This cell performs fraud detection in two stages:

1. **Reorganize by Member**: Group all transactions by Member ID into individual files (temp directory)
2. **Match Fraud Adjustments**: Find and mark original fraudulent transactions for each refund record (≥10 transactions)
   - Match by amount and date (extract from description or 30-day range)
   - Prevent duplicate matching
   - Categorize as matched/unmatched/no_fraud
   - Automatically delete temp directory after processing

**Data Flow**: `data/train/clustered_out/` → `data/train/by_member/[matched|unmatched|no_fraud]/`

### Stage 3-1: Reorganize transactions by member

**Data Flow**: `data/train/clustered_out/` → `data/train/by_member/temp/` (temporary)

In [8]:
num_members = fr.run_stage1()

STAGE 1: DATA REORGANIZATION
Input: /Users/wwy/Documents/CMU/25-Fall/Practicum/Clearshield/data/train/clustered_out
Output: /Users/wwy/Documents/CMU/25-Fall/Practicum/Clearshield/data/train/by_member/temp

Found 1 files
Processing 1/1: 01-01-2025_to_01-01-2025.csv
Modified 300 member files this run
Sorting modified files...

300 member files created



### Check member transaction distribution

In [None]:
from glob import glob

# Get member files and count transactions
member_files = glob(os.path.join(fr.OUTPUT_MEMBER_DIR, 'member_*.csv'))
counts = [len(pd.read_csv(f)) for f in member_files]

# Calculate statistics
threshold = fr.MIN_HISTORY_LENGTH
total_count = len(counts)
above_n = sum(1 for c in counts if c >= threshold)
below_n = total_count - above_n
above_ratio = (above_n / total_count) * 100
below_ratio = (below_n / total_count) * 100

# Print results
print(f"Threshold set to: {threshold}")
print(f"Records >= {threshold}: {above_n:,} ({above_ratio:.2f}%)")
print(f"Records < {threshold}: {below_n:,} ({below_ratio:.2f}%)")

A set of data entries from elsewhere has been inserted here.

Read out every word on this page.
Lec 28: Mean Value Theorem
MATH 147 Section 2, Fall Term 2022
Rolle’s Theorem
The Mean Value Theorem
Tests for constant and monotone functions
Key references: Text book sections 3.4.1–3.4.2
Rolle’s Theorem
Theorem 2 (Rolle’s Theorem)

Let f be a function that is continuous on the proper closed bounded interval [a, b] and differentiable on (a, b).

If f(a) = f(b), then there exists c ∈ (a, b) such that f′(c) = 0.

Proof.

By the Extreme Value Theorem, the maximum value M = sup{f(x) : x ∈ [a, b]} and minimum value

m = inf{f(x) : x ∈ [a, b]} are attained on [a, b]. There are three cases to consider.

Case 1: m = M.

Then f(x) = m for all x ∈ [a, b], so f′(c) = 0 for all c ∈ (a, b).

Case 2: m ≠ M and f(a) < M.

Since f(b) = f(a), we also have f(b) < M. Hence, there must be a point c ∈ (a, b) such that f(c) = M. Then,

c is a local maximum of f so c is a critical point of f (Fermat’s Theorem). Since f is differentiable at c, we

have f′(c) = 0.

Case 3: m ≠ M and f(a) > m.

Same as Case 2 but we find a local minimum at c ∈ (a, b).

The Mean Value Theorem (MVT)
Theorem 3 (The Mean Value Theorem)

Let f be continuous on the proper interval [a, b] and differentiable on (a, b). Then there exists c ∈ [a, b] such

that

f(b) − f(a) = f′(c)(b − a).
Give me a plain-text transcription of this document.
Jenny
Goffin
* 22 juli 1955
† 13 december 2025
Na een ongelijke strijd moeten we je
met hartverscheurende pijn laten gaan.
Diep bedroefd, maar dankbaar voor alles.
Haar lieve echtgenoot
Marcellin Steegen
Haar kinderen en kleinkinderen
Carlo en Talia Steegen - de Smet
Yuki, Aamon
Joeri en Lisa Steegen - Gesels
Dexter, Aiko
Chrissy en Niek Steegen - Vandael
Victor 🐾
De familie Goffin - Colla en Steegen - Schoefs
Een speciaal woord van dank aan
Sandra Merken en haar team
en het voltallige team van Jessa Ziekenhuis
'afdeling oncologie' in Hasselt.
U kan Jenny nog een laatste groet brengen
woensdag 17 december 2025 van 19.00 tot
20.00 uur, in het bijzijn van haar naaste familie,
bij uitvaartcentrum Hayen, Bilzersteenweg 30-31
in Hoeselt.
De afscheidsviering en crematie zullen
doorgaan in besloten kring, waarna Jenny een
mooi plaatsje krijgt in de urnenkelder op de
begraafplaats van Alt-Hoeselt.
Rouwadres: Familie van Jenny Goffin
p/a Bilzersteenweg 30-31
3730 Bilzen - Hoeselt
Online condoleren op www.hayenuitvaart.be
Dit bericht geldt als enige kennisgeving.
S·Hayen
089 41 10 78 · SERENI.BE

### Stage 3-2: Fraud detection and matching

Filter members with minimum history length (≥10 transactions), then match fraud adjustments to original transactions.

**Data Flow**: `data/train/by_member/temp/` → `data/train/by_member/[matched|unmatched|no_fraud]/`

**Note**: The temp directory will be automatically deleted after processing completes.

In [9]:
stats = fr.run_stage2(fr.MIN_HISTORY_LENGTH)

STAGE 2: FRAUD DETECTION
Input: /Users/wwy/Documents/CMU/25-Fall/Practicum/Clearshield/data/train/by_member/temp
Output: /Users/wwy/Documents/CMU/25-Fall/Practicum/Clearshield/data/train/by_member
Min History Length: 10

Found 300 member files
Filtering: only processing members with >= 10 transactions
Summary saved to: /Users/wwy/Documents/CMU/25-Fall/Practicum/Clearshield/data/train/by_member/member_summary.csv

Cleaned up temporary directory: /Users/wwy/Documents/CMU/25-Fall/Practicum/Clearshield/data/train/by_member/temp

Processing Summary:
  Total Processed: 1
  Skipped (< 10 txns): 299
  No Fraud: 1
  Matched: 0
  Unmatched: 0

COMPLETE


---

## 4. Feature Encoding

This stage encodes categorical features and prepares the final dataset for model training:

1. **Remove ID Columns**: Delete Account ID and Member ID
2. **Encode Categorical Features**: Convert categorical columns to numeric using predefined dictionary
   - Account Type, Action Type, Source Type, Product ID
3. **Parse Time Features**: Convert Post Time to decimal hours
4. **Convert Date Features**: Parse Post Date and Account Open Date
5. **Clean Up**: Remove text columns (Transaction Description, Fraud Adjustment Indicator)

**Data Flow**: `data/train/by_member/[matched|unmatched|no_fraud]/` → `data/train/final/[matched|unmatched|no_fraud]/`

In [10]:
total_processed = enc.encode_features(enc.PROCESSED_DIR, enc.OUTPUT_DIR, enc.CONFIG_PATH)

FEATURE ENCODING
Input Dir: /Users/wwy/Documents/CMU/25-Fall/Practicum/Clearshield/data/train/by_member
Output Dir: /Users/wwy/Documents/CMU/25-Fall/Practicum/Clearshield/data/train/final
Config Path: /Users/wwy/Documents/CMU/25-Fall/Practicum/Clearshield/config/tokenize_dict.json

Loaded encoding dictionary with 4 features

matched: No member files found

unmatched: No member files found

no_fraud: Found 1 files
  no_fraud: Encoded 1/1 files

Encoding Complete!
Total files found: 1
Total files processed: 1


---

## Pipeline Complete!

The complete data preprocessing pipeline consists of 4 stages:

1. **Data Cleaning**: Raw CSV → Cleaned CSV (`data/train/cleaned/`)
2. **Feature Engineering**: Cleaned CSV → Clustered CSV (`data/train/clustered_out/`)
3. **Fraud Matching**: Clustered CSV → Categorized by Member (`data/train/by_member/[matched|unmatched|no_fraud]/`)
4. **Feature Encoding**: Processed CSV → Final Encoded Dataset (`data/train/final/[matched|unmatched|no_fraud]/`)

**Final Output**: `data/train/final/[matched|unmatched|no_fraud]/member_*.csv`

These final encoded files are ready for model training!